Limited Liability Company (LLC)
6

Taxes and Legalities

For federal income tax purposes an LLC is by default treated by the IRS as either a sole proprietorship (single member) or a partnership (at least two members). It will automatically be classified as a corporation if it is formed under a federal or state statute or is referred to as incorporated or as a corporation. An LLC that is not automatically classified as a corporation can file IRS Form 8832 (www.irs.gov/pub/irs-pdf/f8832.pdf external PDF document; requires Adobe Reader ) to elect this classification for income tax purposes. If electing to be classified as a corporation, an LLC will be treated as a C corporation unless an additional election is filed to be treated as an S corporation.
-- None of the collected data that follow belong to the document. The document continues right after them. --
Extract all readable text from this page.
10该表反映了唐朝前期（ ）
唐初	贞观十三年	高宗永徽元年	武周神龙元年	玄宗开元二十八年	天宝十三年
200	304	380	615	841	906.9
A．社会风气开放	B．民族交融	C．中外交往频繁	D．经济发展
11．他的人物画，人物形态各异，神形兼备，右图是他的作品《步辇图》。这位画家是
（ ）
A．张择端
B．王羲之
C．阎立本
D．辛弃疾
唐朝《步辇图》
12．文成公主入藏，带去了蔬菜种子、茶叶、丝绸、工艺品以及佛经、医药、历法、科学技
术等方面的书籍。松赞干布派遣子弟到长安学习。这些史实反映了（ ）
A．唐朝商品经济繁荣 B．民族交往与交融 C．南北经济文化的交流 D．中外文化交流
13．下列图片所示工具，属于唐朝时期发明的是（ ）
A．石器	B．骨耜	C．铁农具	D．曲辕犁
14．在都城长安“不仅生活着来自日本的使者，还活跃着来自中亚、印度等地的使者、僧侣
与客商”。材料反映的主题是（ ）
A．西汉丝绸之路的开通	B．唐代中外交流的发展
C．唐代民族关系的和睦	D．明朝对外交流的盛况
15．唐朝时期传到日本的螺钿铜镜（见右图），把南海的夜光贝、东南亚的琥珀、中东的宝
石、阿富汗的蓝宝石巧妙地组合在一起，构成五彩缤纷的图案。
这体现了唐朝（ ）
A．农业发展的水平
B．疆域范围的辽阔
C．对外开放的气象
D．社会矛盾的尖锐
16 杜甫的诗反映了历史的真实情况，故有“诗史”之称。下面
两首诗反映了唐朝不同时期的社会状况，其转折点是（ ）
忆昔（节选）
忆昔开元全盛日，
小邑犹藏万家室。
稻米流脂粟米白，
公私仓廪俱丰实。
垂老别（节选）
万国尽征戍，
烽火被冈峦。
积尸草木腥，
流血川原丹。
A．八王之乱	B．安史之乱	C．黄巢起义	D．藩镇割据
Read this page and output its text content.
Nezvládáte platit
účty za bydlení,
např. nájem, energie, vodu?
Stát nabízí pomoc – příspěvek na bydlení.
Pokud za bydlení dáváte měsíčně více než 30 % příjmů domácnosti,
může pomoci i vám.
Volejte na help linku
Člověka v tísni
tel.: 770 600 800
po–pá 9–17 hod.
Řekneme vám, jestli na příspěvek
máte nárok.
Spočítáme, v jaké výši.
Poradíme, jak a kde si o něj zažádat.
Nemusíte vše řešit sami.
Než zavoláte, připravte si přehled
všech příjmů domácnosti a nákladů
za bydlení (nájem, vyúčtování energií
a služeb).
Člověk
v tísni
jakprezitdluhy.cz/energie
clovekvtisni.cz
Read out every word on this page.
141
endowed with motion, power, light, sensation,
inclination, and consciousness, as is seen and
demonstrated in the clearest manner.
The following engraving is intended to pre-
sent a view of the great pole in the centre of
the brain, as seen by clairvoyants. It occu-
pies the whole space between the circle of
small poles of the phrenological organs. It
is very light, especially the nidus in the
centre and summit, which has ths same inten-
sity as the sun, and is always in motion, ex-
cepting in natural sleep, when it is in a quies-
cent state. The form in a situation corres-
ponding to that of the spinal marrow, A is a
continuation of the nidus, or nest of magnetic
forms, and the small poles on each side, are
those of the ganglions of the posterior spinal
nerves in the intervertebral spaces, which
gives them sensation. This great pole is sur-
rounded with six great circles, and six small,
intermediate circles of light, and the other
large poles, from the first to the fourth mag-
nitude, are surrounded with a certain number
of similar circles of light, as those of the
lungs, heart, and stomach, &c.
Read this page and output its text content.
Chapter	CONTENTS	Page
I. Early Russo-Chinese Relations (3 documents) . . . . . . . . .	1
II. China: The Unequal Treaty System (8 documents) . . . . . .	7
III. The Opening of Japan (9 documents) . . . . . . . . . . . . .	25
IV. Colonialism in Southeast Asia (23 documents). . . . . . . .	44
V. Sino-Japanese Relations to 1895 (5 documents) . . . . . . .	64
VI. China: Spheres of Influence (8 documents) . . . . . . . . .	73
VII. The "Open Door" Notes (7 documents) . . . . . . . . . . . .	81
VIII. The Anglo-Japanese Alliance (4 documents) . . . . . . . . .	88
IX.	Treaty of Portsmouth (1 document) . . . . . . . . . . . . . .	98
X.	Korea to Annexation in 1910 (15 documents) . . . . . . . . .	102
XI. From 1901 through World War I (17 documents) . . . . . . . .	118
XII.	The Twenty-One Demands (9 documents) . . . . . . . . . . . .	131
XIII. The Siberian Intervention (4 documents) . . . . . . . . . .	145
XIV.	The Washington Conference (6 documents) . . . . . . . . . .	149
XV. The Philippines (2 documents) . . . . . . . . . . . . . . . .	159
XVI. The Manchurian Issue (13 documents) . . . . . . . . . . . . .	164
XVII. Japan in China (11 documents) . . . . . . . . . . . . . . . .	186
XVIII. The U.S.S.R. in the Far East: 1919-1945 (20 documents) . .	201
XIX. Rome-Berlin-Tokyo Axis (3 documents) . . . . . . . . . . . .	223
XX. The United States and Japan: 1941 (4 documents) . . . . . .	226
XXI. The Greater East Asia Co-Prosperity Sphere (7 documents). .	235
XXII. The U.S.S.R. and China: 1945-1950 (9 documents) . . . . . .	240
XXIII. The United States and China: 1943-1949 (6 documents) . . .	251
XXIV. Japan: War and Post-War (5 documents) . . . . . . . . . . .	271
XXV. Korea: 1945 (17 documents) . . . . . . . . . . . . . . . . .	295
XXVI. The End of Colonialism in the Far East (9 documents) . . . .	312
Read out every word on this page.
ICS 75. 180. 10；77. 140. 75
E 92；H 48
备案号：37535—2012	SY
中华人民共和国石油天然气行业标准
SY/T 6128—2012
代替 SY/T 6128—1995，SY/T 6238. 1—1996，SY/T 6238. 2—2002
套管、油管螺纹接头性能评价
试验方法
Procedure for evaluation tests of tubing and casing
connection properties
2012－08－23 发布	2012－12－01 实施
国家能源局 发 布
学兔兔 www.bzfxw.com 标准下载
To be recognized by the IRS as an S corporation, a business must file IRS Form 2553 (www.irs.gov/pub/irs-pdf/f2553.pdf external PDF document; requires Adobe Reader ) within 75 days of the formation of the corporation.

Missouri income taxes of LLCs will follow the treatment used by the IRS. But regardless of which approach the LLC takes for tax purposes, the company remains an LLC for all other legal purposes under Missouri law. Upon termination of the business an LLC will be handled for income tax purposes in the same manner it was classified for the IRS during its operation. For all other purposes an LLC's termination is generally handled similarly to the termination of a partnership business.